A cowboy named Bud was overseeing his herd in a remote mountainous pasture in California when suddenly a brand-new BMW advanced toward him out of a cloud of dust.

The driver, a young man in a Brioni suit, Gucci shoes, RayBan sunglasses and YSL tie, leaned out the window and asked the cowboy, "If I tell you exactly how many cows and calves you have in your herd, Will you give me a calf?"

Bud looks at the man, obviously a yuppie, then looks at his peacefully grazing herd and calmly answers, "Sure, Why not?"

The yuppie parks his car, whips out his Dell notebook computer, connects it to his Cingular RAZR V3 cell phone, and surfs to a NASA page on the Internet, where he calls up a GPS satellite to get an exact fix on his location which he then feeds to another NASA satellite that scans the area in an ultra-high-resolution photo..

The young man then opens the digital photo in Adobe Photoshop and exports it to an image processing facility in Hamburg , Germany ..

Within seconds, he receives an email on his Palm Pilot that the image has been processed and the data stored. He then accesses an MS-SQL database through an ODBC connected Excel spreadsheet with email on his Blackberry and, after a few minutes, receives a response.

Finally, he prints out a full-color, 150-page report on his hi-tech, miniaturized HP LaserJet printer, turns to the cowboy and says, "You have exactly 1,586 cows and calves."

"That's right.
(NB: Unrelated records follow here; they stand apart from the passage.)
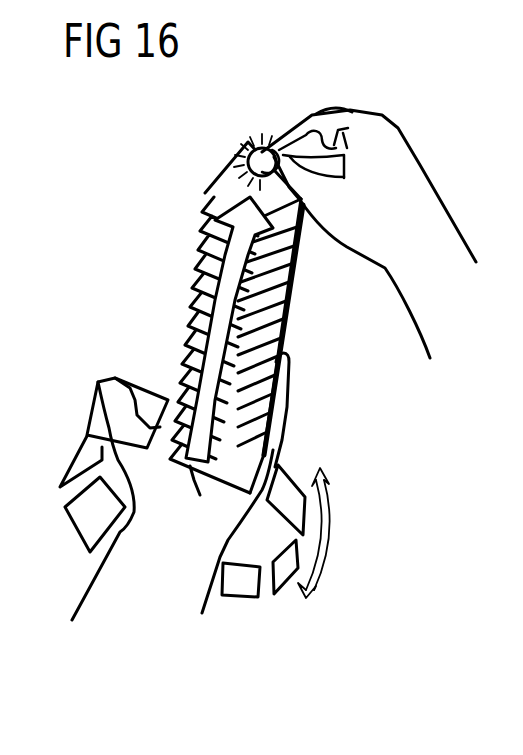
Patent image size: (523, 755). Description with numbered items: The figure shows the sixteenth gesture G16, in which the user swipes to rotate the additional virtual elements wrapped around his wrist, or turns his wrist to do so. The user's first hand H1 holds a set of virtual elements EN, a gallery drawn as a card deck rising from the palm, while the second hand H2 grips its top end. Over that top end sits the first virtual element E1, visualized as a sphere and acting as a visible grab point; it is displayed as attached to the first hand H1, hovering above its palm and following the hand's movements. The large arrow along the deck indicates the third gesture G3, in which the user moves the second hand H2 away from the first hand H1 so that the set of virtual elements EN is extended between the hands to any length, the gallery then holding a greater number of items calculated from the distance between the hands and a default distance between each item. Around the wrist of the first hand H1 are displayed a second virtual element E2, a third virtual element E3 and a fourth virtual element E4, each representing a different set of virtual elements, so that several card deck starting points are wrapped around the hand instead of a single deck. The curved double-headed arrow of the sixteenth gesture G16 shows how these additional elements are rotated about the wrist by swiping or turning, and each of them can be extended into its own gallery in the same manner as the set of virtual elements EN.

The first virtual element E1 is at (254, 147).
The second hand H2 is at (370, 113).
The third gesture G3 is at (230, 292).
The set of virtual elements EN is at (287, 322).
The first hand H1 is at (290, 400).
The second virtual element E2 is at (296, 470).
The sixteenth gesture G16 is at (328, 535).
The third virtual element E3 is at (287, 590).
The fourth virtual element E4 is at (242, 600).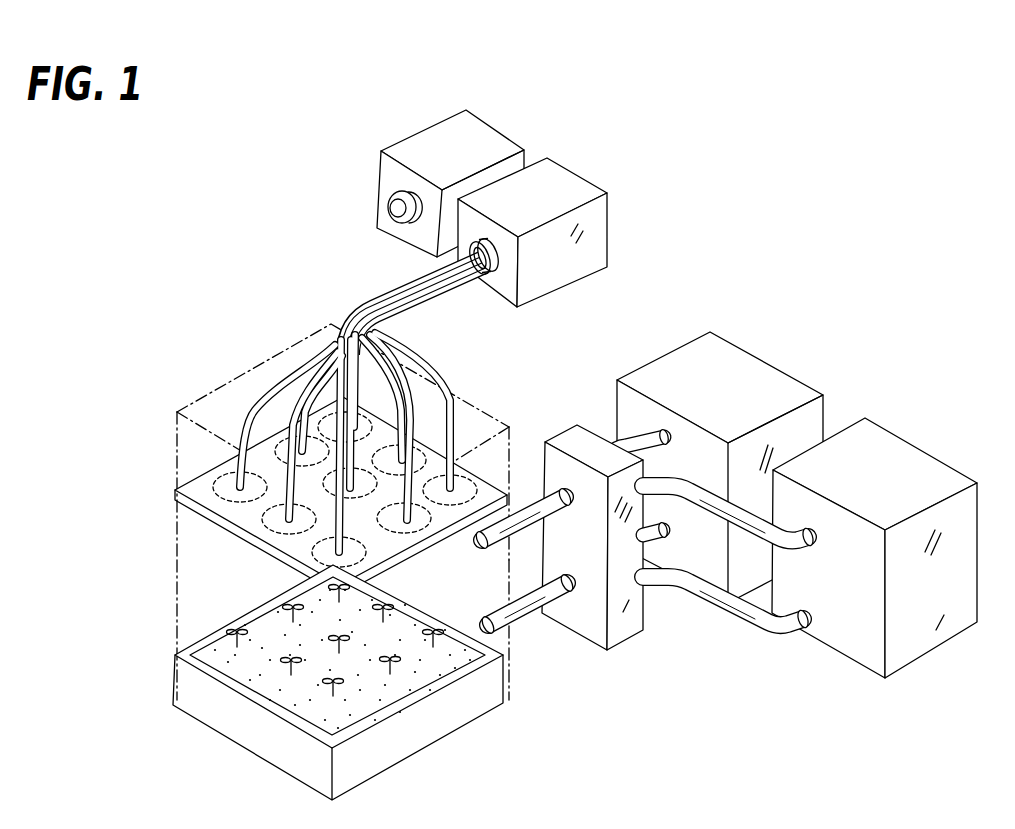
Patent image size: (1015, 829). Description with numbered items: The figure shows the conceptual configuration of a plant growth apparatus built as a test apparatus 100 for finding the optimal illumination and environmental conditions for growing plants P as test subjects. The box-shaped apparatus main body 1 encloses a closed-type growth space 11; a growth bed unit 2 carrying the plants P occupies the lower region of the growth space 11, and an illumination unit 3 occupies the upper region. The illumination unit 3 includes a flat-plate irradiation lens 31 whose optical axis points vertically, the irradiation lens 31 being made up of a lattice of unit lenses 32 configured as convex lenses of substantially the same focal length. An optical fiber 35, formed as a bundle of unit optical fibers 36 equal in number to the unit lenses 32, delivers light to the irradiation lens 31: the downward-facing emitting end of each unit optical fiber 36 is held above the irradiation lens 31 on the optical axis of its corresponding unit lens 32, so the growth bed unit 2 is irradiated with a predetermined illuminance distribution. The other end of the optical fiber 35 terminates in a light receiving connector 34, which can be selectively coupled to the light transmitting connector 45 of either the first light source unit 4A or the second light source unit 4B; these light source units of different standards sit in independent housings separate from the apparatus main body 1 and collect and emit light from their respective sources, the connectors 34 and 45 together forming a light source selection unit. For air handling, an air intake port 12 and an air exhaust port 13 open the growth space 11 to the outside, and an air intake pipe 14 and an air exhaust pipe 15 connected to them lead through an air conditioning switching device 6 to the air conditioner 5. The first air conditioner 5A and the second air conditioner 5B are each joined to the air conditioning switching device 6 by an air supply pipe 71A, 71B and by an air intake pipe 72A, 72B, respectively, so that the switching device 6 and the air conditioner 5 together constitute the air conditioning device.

The test apparatus 100 is at (552, 451).
The apparatus main body 1 is at (331, 550).
The growth bed unit 2 is at (210, 650).
The illumination unit 3 is at (173, 423).
The first light source unit 4A is at (588, 187).
The second light source unit 4B is at (505, 148).
The air conditioner 5 is at (717, 506).
The first air conditioner 5A is at (928, 450).
The second air conditioner 5B is at (787, 377).
The air conditioning switching device 6 is at (627, 642).
The growth space 11 is at (200, 539).
The air intake port 12 is at (507, 643).
The air exhaust port 13 is at (483, 550).
The air intake pipe 14 is at (523, 615).
The air exhaust pipe 15 is at (516, 521).
The irradiation lens 31 is at (188, 510).
The unit lenses 32 is at (207, 470).
The light receiving connector 34 is at (471, 280).
The optical fiber 35 is at (375, 292).
The unit optical fibers 36 is at (395, 397).
The light transmitting connector 45 is at (388, 208).
The air supply pipe 71A is at (773, 640).
The air supply pipe 71B is at (652, 546).
The air intake pipe 72A is at (744, 527).
The air intake pipe 72B is at (637, 440).
The plants P is at (235, 650).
Well, I guess you can take one of my calves," says Bud. He watches the young man select one of the animals and looks on with amusement as the young man stuffs it into the trunk of his car.

Then Bud says to the young man, "If I can tell you exactly what your business is, will you give me back my calf?"
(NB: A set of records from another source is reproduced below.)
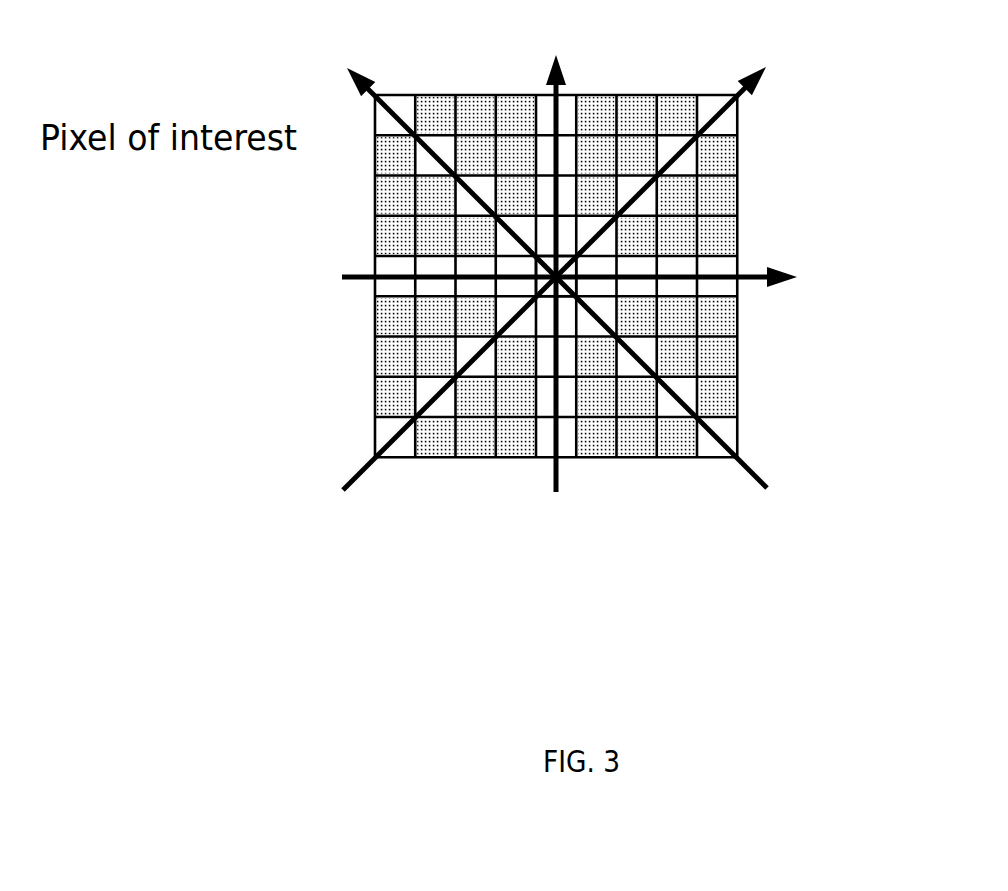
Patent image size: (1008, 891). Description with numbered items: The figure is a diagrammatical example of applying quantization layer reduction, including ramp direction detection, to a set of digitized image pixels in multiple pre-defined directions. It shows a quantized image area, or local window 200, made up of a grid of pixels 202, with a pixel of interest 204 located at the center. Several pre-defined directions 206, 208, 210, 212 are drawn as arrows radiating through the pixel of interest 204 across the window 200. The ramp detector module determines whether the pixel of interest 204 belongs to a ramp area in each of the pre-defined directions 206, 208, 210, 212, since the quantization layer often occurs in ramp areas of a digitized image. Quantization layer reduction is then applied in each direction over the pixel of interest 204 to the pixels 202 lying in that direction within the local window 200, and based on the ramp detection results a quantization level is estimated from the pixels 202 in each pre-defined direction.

The quantized image area (window) 200 is at (441, 585).
The pixels 202 is at (710, 445).
The pixel of interest 204 is at (540, 270).
The pre-defined direction 206 is at (557, 250).
The pre-defined direction 208 is at (558, 252).
The pre-defined direction 210 is at (572, 278).
The pre-defined direction 212 is at (606, 273).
The young man thinks about it for a second and then says, "Okay, why not?"

"You're a Congressman for the U.S. Government", says Bud.
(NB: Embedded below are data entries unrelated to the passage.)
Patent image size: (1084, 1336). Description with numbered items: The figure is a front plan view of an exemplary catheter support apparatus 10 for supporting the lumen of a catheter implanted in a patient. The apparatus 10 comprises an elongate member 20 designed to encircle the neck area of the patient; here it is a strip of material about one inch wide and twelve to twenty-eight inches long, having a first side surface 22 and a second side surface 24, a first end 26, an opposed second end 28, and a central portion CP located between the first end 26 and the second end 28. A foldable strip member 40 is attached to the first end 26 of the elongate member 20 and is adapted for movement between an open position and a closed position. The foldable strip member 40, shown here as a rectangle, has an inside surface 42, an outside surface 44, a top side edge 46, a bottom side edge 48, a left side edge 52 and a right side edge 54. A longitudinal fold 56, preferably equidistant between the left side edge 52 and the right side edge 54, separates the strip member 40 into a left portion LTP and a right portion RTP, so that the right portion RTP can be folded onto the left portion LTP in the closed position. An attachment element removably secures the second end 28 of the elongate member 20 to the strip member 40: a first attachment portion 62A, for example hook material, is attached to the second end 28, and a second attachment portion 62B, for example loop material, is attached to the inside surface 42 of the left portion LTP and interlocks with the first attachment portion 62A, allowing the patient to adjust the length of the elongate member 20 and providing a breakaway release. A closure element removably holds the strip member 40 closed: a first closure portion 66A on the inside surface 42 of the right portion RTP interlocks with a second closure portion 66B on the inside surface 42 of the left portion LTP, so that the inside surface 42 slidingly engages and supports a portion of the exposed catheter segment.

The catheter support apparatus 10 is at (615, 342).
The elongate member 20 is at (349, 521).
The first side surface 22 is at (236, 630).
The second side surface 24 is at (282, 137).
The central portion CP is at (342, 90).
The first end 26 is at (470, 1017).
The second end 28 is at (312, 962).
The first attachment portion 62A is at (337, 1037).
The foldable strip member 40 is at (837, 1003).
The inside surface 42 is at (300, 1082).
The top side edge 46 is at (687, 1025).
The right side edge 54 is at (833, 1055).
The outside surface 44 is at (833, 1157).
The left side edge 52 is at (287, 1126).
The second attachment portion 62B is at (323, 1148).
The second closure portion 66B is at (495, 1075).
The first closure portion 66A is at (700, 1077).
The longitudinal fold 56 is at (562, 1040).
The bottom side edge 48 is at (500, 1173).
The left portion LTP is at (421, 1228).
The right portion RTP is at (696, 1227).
"Wow! That's correct," says the yuppie, "but how did you guess that?"

"No guessing required." answered the cowboy. "You showed up here even though nobody called you; you want to get paid for an answer I already knew, to a question I never asked. You used millions of dollars worth of equipment trying to show me how much smarter than me you are; and you don't know a thing about how working people make a living - or about cows, for that matter.

This is a herd of sheep. ....

Now give me back my dog."


----------



## billsharpe (Jan 25, 2007)

I'm a city boy myself.
Do cowboys herd sheep?
I thought that would be sheep herders?

Just wondering?
But if you changed the first line it would spoil the joke...

That's not to say that the joke wasn't funny.


----------



## CJTE (Sep 18, 2007)

billsharpe said:


> I'm a city boy myself.
> Do cowboys herd sheep?
> I thought that would be sheep herders?
> 
> ...


http://www.imdb.com/title/tt0268040/

Cowboy is more of an all-around term applied to Ranchers, Herders, Farmers, etc.


----------



## jkane (Oct 12, 2007)

I California, they are cowboys. Everywhere else they are farmers. 

I grew up on a farm with cattle. Never called anyone a cowboy unless we wanted to make fun of them!

Yeah, the joke has quite a few "flaws" in it. But it is somewhat funny anyhow.


----------



## Scott Kocourek (Jun 13, 2009)

It's like watching an action flick, don't read too much into it and it's great.

Nice.


----------



## scroll (Apr 10, 2010)

You are here to enjoy or do an autopsy?


----------



## Carl Spock (Sep 3, 2004)

I liked it, Cholly, and get the triple punchline.

The moment you start dissecting any joke, it falls apart and stops being funny.

_Knock, knock.
Who's there?
Tuba.
Tuba who?
Tuba toothpaste._

That's any joke.


----------